Ghostly International presents ‘Hundreds of Days Remixes’, Mary Lattimore’s 2018 album reimagined by her peers, set for release on January 25th.

Plucks of harp dissolve, pulsate, and elongate across atmospheric and rhythmic reworks by Julianna Barwick, Steve Moore, Paul Corley, Alex Somers, Icelandic musicians Jónsi, Kjartan Holm, Sin Fang, and Philadelphia friends King Britt and Inlets (Jeff Zeigler and Sarah Schimineck).

The collection caps a banner year for Lattimore which saw the Los Angeles-based artist touring the world in support of two albums (‘Hundreds of Days’ and ‘Ghost Forests’, her collaborative project with Meg Baird), reaching #4 on the Billboard New Age charts, and receiving widespread critical acclaim.

The New Yorker has observed that Lattimore’s albums “tend toward a spooky formlessness; listening to them feels like falling into a long trance.” These remixers shape different forms from ‘Hundreds of Days’, inflecting their own style into her world, inviting listeners to engage the intricacies of this evocative work in an array of new ways.

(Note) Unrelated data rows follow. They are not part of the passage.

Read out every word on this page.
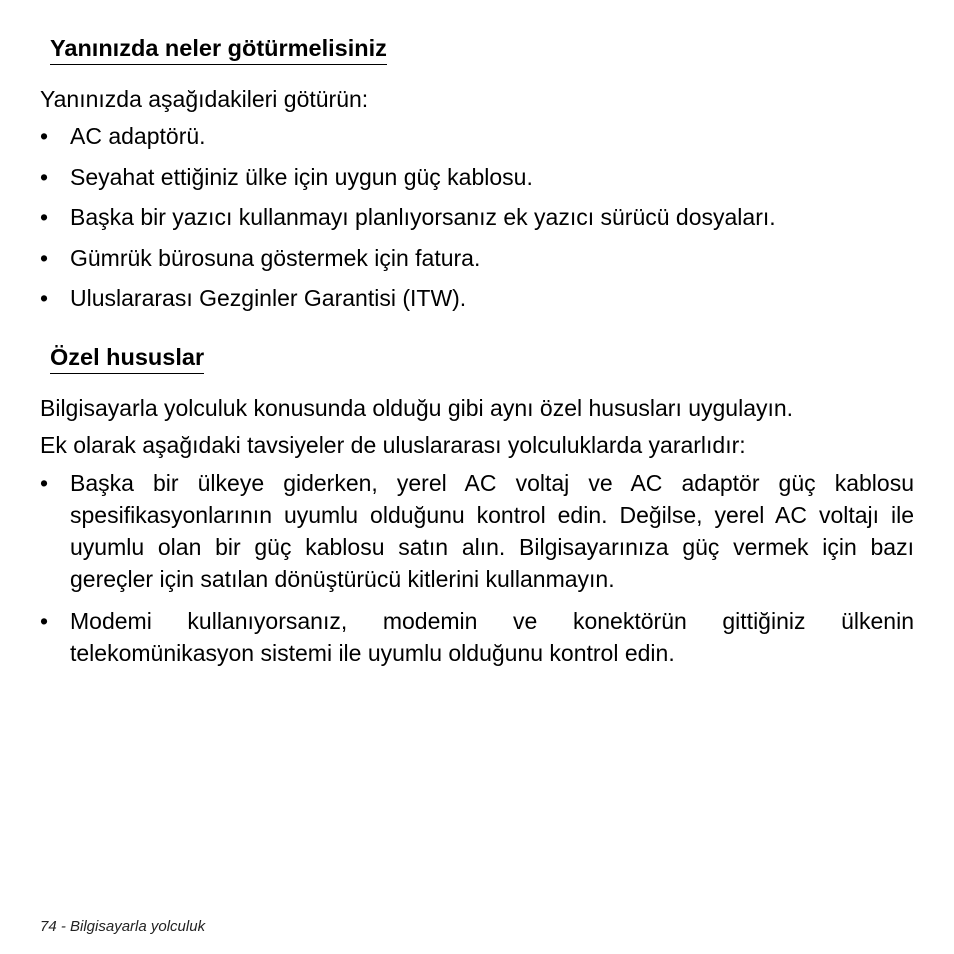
Yanınızda neler götürmelisiniz

Yanınızda aşağıdakileri götürün:

• AC adaptörü.
• Seyahat ettiğiniz ülke için uygun güç kablosu.
• Başka bir yazıcı kullanmayı planlıyorsanız ek yazıcı sürücü dosyaları.
• Gümrük bürosuna göstermek için fatura.
• Uluslararası Gezginler Garantisi (ITW).
Özel hususlar

Bilgisayarla yolculuk konusunda olduğu gibi aynı özel hususları uygulayın.

Ek olarak aşağıdaki tavsiyeler de uluslararası yolculuklarda yararlıdır:

• Başka bir ülkeye giderken, yerel AC voltaj ve AC adaptör güç kablosu spesifikasyonlarının uyumlu olduğunu kontrol edin. Değilse, yerel AC voltajı ile uyumlu olan bir güç kablosu satın alın. Bilgisayarınıza güç vermek için bazı gereçler için satılan dönüştürücü kitlerini kullanmayın.
• Modemi kullanıyorsanız, modemin ve konektörün gittiğiniz ülkenin telekomünikasyon sistemi ile uyumlu olduğunu kontrol edin.
74 - Bilgisayarla yolculuk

Album opener “It Feels Like Floating” glistens brighter and suspends further in the 23-minute edit from Jónsi. The Sigur Rós singer’s unmistakable voice appears briefly, enraptured by the circuitous current of the quiet organ hymn. Julianna Barwick elevates “Never Saw Him Again” to a mesmeric, sun-kissed stomp. Lattimore’s signature drone and halcyon flutter obscure and throb under the new tempo, evoking the optimistic glow of a golden hour in California, where both artists reside. Steve Moore sets “Baltic Birch” in fog. The original was inspired by Lattimore’s trip to Latvia where she was struck by the abandoned resort towns. Moore, known for his film scores and work as one half of horror-prog duo Zombi, sees the scene through a lens clouded and darkened with the dust. Paul Corley isolates and stirs it to a flurry. King Britt reconstructs “Wind Carries Seed” with handclaps and hushes. Kjartan Holm drafts a slow-motion postcard from “Hello From the Edge of the Earth.” Sin Fang propels “Their Faces Streaked With Light and Filled With Pity” into a field of kinetic energy. Alex Somers remembers “On The Day You Saw The Dead Whale” with a fireworks finale. Inlets bounce “Be My Four Eyes” toward beatific heavens.